第1章 矢倉戦法より 米長流急戦矢倉:図は▲7九角まで
後手の形は米長流急戦矢倉と呼ばれるもので、玉の固さは先手に遠くおよびませんが、後手番ながら主導権が握れることと、その破壊力が魅力です。図以下、△6五歩▲同歩△8六歩▲同歩△6五桂▲6六銀△7五歩▲4六角△6四歩▲7五歩△6六角▲同金△8六飛車と十字飛車(金・桂両取り)が炸裂して後手勝勢です。

この米長流急戦矢倉はどうしても玉が薄く反撃がきつく、角を上手く使って攻めを牽制されると戦果は思わしくないのですが、近年では指す人が少ない(この形を初見の人も多いのでは?)ので、逆に有効かもしれません。責任は持ちませんが(笑)

矢倉は玉を金銀三枚で守り、飛車角銀桂(雀指しなどではプラス香)で攻めるという、バランスのよい戦法です。全部の駒をうまく使わないと勝てないので、将棋の基礎体力を上げるにはぴったりだと思います。

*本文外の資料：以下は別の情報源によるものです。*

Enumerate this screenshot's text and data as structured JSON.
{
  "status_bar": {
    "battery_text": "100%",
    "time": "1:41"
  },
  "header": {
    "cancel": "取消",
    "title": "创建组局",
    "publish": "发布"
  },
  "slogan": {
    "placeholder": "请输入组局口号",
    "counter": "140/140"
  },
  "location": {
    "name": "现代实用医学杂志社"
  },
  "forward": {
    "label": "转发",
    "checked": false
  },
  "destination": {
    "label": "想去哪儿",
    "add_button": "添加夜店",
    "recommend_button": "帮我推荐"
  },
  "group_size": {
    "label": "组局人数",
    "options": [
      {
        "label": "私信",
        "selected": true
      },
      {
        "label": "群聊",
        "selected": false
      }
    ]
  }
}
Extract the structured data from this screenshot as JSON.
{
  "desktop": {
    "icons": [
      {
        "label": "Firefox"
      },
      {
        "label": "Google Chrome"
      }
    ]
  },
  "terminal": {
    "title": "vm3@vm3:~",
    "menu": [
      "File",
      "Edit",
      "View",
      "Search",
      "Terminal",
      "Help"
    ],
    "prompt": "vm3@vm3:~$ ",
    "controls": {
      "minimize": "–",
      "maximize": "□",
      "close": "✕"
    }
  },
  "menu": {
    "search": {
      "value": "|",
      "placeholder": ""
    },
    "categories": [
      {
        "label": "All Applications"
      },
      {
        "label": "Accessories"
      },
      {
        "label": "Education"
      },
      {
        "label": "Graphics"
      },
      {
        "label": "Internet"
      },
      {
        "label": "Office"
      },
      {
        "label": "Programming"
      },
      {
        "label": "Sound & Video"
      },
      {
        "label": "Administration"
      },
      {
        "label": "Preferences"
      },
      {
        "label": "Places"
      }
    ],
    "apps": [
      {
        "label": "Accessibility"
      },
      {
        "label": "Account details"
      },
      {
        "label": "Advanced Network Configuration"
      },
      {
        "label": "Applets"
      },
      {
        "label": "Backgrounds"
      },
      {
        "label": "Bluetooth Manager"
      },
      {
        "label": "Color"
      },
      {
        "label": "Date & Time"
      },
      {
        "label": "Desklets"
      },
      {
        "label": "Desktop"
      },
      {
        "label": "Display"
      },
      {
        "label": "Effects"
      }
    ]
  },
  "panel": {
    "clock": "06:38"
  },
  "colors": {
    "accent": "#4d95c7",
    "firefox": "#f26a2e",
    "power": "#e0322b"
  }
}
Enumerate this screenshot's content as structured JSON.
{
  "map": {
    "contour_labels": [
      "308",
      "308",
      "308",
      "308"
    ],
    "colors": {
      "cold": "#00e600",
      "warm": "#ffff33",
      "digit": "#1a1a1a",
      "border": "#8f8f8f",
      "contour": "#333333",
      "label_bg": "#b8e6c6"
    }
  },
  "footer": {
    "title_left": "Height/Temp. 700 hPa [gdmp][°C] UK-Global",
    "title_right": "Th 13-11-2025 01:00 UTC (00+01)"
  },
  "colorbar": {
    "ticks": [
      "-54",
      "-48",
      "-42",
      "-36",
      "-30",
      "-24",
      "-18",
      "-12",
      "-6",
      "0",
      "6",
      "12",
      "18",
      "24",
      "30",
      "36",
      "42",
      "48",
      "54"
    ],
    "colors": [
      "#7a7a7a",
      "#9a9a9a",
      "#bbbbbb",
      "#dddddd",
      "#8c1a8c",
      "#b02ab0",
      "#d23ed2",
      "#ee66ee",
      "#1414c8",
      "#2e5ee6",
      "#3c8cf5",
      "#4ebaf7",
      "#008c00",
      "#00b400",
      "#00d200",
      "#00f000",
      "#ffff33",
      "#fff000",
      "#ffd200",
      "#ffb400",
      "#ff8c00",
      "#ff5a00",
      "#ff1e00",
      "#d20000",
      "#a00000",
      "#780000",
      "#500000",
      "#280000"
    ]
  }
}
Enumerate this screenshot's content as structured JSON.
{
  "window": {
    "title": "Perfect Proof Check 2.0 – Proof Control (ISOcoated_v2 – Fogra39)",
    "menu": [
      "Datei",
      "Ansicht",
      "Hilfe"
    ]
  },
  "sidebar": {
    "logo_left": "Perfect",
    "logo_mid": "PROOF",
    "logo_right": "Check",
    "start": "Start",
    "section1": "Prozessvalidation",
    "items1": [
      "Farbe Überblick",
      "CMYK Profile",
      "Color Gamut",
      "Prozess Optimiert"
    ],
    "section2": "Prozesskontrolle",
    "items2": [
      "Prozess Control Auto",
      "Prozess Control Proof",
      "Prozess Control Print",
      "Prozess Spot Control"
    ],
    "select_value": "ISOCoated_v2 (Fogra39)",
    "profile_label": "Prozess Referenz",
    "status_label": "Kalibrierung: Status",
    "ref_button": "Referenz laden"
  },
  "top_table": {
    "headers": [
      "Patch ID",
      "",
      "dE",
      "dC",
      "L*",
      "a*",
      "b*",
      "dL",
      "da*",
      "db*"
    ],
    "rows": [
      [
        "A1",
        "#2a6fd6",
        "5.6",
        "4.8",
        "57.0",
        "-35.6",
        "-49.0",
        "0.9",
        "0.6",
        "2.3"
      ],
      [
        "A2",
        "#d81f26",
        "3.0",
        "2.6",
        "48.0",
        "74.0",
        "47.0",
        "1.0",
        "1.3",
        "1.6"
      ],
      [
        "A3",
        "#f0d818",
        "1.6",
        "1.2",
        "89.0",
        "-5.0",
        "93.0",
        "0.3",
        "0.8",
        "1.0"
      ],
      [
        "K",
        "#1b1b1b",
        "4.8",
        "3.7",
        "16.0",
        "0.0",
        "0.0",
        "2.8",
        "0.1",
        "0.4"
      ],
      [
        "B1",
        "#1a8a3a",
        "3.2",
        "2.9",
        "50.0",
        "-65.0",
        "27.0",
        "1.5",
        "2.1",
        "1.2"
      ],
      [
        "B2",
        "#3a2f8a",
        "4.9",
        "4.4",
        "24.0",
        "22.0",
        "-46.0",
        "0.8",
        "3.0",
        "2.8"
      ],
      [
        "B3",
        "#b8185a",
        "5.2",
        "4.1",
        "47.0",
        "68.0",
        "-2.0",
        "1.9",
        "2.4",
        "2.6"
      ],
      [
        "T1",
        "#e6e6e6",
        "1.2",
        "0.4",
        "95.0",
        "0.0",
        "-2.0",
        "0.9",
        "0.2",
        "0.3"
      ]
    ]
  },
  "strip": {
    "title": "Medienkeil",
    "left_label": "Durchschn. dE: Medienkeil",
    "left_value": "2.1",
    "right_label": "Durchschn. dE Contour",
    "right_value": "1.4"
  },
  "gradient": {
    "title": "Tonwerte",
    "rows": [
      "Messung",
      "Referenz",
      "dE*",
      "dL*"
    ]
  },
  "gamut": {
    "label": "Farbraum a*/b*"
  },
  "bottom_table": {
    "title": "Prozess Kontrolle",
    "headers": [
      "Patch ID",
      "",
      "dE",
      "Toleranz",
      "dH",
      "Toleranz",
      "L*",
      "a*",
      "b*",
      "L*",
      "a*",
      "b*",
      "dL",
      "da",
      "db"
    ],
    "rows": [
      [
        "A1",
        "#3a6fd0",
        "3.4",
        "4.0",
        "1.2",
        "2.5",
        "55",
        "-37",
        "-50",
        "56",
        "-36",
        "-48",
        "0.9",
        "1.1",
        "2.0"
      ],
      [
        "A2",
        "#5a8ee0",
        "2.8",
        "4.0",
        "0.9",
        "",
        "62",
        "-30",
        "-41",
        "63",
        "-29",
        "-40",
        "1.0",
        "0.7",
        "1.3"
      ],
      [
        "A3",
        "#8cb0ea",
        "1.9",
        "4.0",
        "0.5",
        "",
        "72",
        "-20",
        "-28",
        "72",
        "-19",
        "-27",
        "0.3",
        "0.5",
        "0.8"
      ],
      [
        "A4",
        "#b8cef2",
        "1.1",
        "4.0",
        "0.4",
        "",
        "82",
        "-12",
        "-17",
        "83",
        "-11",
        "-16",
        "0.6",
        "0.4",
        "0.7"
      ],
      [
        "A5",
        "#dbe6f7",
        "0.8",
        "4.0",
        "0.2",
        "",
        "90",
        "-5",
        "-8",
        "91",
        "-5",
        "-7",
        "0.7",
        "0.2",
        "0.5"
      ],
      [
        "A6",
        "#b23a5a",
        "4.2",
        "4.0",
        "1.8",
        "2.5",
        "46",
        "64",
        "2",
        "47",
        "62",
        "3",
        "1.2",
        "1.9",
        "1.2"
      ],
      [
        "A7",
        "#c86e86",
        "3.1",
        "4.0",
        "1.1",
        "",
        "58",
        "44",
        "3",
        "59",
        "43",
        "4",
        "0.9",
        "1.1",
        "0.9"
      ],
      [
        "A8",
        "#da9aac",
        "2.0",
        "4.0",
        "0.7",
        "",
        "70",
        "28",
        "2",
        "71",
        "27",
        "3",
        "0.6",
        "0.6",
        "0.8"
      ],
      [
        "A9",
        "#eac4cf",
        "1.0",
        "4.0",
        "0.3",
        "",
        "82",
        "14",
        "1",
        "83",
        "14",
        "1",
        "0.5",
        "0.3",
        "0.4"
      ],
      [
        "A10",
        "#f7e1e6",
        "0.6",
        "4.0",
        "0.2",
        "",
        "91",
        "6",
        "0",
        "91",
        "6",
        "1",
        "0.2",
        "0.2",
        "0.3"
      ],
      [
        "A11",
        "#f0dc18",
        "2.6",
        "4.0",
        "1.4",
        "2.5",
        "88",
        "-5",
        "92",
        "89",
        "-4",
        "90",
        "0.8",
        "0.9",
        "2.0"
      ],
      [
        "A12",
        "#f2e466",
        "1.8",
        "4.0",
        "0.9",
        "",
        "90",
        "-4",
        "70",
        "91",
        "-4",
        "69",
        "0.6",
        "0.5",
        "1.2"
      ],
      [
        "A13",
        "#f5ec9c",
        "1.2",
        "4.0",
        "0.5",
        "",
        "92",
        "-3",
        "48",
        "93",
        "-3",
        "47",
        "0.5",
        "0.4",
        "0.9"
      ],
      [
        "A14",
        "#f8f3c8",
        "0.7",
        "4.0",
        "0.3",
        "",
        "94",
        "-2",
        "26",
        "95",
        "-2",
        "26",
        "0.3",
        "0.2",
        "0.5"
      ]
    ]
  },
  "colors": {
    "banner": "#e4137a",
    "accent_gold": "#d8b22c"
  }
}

ひねり飛車や横歩取りの章では、基本定跡はもちろんのこと、飛車先交換をされたときに▲8七歩(△2三歩)としないでも戦えることに気づいてほしいです。それを持ち歩としておけば、さまざまな攻め筋をみせることができます。

本書の姉妹書として「将棋基本戦法 振り飛車編」も出版されています。そちらは四間飛車や三間飛車、中飛車など、居飛車対振り飛車における定跡を解説していますのであわせてどうぞ。